You can also use the command chmod g+s <directory name> to ensure that files created in that directory will inherit the directory's group membership.
Finding files with the wrong group ownership
You may find it difficult to identify files that are contributing to an over-quota condition in /project
. The find
command can be used in conjunction with readlink
to solve this:
[name@server ~]$ lfs find $(readlink $HOME/projects/*) -group $USER
This will identify files belonging to the user's unique group, e.g. ymartin
in the example shown earlier.
See Project layout for further explanations.
sbatch: error: Batch job submission failed: Socket timed out on send/recv operation
You may see this message when the load on the Slurm manager or scheduler process is too high. We are working both to improve Slurm's tolerance of that and to identify and eliminate the sources of load spikes, but that is a long-term project. The best advice we have currently is to wait a minute or so. Then run squeue -u $USER
and see if the job you were trying to submit appears: in some cases the error message is delivered even though the job was accepted by Slurm. If it doesn't appear, simply submit it again.
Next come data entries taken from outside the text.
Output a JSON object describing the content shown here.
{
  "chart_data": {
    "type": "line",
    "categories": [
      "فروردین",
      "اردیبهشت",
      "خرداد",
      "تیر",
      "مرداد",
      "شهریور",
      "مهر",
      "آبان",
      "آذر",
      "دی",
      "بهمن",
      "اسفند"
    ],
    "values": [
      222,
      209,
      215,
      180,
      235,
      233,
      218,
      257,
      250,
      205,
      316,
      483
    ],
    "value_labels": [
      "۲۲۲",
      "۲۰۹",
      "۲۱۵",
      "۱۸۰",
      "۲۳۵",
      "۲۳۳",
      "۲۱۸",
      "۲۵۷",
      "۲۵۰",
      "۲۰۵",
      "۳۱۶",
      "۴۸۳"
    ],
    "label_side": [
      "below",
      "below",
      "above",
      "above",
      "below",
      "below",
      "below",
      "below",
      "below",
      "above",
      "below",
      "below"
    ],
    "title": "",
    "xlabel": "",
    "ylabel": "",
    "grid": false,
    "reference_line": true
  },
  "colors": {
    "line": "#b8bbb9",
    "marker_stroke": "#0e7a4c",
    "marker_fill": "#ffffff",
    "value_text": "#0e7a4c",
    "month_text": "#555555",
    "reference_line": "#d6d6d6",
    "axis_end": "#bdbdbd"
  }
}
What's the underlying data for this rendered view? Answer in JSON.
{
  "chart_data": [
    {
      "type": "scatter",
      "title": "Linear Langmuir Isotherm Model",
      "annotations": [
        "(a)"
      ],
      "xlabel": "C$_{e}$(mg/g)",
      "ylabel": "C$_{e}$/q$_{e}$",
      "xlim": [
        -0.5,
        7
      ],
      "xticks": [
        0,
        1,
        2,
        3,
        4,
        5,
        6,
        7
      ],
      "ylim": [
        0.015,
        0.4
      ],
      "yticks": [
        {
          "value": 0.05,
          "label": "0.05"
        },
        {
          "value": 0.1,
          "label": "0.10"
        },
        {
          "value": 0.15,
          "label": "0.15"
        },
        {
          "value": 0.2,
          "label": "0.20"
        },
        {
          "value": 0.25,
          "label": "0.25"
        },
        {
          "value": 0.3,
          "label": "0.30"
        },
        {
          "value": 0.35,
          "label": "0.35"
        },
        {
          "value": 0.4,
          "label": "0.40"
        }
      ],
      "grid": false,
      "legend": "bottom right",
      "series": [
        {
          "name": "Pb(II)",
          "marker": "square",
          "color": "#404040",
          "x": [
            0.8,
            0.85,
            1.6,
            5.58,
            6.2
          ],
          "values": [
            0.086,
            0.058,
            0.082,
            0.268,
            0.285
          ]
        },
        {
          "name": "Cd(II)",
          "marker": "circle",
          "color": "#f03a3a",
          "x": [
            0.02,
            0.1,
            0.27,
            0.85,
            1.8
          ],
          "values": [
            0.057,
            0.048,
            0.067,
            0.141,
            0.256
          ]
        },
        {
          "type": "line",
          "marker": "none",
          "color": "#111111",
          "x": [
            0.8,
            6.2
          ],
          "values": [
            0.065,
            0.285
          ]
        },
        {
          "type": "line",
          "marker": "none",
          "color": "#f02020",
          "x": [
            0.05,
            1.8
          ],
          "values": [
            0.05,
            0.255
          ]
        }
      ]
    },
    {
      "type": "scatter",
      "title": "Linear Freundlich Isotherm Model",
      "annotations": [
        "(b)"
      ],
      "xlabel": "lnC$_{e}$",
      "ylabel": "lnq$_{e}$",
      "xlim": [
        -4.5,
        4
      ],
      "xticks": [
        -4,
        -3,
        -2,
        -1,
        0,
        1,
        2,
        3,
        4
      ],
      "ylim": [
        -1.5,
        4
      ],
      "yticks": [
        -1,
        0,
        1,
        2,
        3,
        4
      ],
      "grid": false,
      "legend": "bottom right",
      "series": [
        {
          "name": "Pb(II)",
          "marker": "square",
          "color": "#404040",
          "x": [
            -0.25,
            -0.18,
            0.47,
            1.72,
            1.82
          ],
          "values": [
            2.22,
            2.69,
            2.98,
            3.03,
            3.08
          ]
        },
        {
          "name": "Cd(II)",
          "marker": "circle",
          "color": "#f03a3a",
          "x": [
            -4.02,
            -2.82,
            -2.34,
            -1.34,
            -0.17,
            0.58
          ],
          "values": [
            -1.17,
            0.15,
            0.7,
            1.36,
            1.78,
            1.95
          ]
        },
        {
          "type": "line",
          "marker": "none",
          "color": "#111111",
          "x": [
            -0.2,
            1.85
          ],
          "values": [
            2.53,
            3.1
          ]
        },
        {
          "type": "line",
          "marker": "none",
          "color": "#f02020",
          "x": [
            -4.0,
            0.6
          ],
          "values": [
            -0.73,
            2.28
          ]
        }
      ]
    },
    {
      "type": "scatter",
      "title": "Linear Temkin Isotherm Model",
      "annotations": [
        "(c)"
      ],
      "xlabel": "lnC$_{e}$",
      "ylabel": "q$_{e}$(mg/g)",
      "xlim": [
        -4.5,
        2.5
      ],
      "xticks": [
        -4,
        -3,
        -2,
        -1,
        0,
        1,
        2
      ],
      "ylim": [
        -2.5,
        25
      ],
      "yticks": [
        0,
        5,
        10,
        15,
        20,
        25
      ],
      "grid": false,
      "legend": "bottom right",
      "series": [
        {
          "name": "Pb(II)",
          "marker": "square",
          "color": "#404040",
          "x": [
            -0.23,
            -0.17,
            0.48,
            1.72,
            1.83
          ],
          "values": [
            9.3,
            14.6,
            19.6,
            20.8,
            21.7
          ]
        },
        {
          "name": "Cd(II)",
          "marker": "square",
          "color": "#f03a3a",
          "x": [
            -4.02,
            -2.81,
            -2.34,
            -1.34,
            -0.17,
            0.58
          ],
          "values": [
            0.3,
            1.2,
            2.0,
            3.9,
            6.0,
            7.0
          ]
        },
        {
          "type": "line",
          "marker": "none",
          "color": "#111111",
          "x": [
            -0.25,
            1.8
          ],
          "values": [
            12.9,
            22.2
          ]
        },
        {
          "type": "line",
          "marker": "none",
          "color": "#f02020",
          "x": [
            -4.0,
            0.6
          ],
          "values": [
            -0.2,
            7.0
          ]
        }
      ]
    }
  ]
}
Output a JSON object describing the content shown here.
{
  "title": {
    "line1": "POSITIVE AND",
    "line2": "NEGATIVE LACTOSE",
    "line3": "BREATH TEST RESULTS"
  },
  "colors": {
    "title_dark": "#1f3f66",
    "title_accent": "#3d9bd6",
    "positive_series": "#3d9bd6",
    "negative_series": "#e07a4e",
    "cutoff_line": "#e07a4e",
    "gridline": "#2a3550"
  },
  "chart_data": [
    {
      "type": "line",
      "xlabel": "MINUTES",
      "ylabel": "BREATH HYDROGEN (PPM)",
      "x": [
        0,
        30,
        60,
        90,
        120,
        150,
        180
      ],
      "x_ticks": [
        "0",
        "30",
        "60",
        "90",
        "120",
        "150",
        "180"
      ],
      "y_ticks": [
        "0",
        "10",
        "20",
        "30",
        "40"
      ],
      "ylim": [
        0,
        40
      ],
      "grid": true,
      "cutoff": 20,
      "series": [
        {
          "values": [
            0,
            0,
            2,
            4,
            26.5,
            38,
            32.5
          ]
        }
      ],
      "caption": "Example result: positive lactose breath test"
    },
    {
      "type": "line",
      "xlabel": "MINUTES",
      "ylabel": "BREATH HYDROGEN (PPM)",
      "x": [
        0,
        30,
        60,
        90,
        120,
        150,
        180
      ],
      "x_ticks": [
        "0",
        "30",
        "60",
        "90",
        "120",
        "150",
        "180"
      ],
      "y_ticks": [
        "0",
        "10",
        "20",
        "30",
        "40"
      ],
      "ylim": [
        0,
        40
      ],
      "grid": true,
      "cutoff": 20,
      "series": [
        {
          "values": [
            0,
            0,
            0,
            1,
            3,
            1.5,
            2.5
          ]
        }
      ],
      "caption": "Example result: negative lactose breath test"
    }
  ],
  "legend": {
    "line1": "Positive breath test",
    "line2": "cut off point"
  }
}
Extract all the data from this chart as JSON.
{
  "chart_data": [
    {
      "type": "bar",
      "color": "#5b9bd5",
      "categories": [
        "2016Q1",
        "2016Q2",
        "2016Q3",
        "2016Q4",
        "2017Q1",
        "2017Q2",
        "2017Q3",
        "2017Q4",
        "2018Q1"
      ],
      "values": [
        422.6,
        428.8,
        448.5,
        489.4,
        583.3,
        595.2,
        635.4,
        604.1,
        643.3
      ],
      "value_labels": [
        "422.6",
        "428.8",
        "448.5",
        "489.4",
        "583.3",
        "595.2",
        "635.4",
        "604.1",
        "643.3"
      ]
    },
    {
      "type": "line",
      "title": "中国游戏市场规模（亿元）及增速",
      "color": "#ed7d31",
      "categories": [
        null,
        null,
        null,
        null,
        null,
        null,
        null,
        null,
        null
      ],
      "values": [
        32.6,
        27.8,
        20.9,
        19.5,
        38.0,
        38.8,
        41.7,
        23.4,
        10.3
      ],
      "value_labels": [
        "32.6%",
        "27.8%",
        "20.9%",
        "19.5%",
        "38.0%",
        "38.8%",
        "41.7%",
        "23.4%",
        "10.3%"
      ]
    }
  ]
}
slurmstepd: error: Exceeded step memory limit at some point
This and the similar message, "slurmstepd: error: Exceeded job memory limit at some point" are potentially misleading. In some, but not all, cases it signifies a harmless condition. If your job otherwise appears to have terminated normally, that is, if all expected output is present, then you should ignore these messages. Do not increase your memory requests simply to suppress these messages!
If your job was actually killed for exceeding the requested memory, the key word "Killed" should appear in the standard error output of the job.
However, if you are using job dependencies (dependency=afterok:<jobid>
), then either of the messages "Exceeded job memory limit" or "Exceeded step memory limit" probably means that the dependent job was cancelled. We are in discussion with the Slurm development team about fixing this behaviour, as well as suppressing the misleading messages in non-fatal circumstances.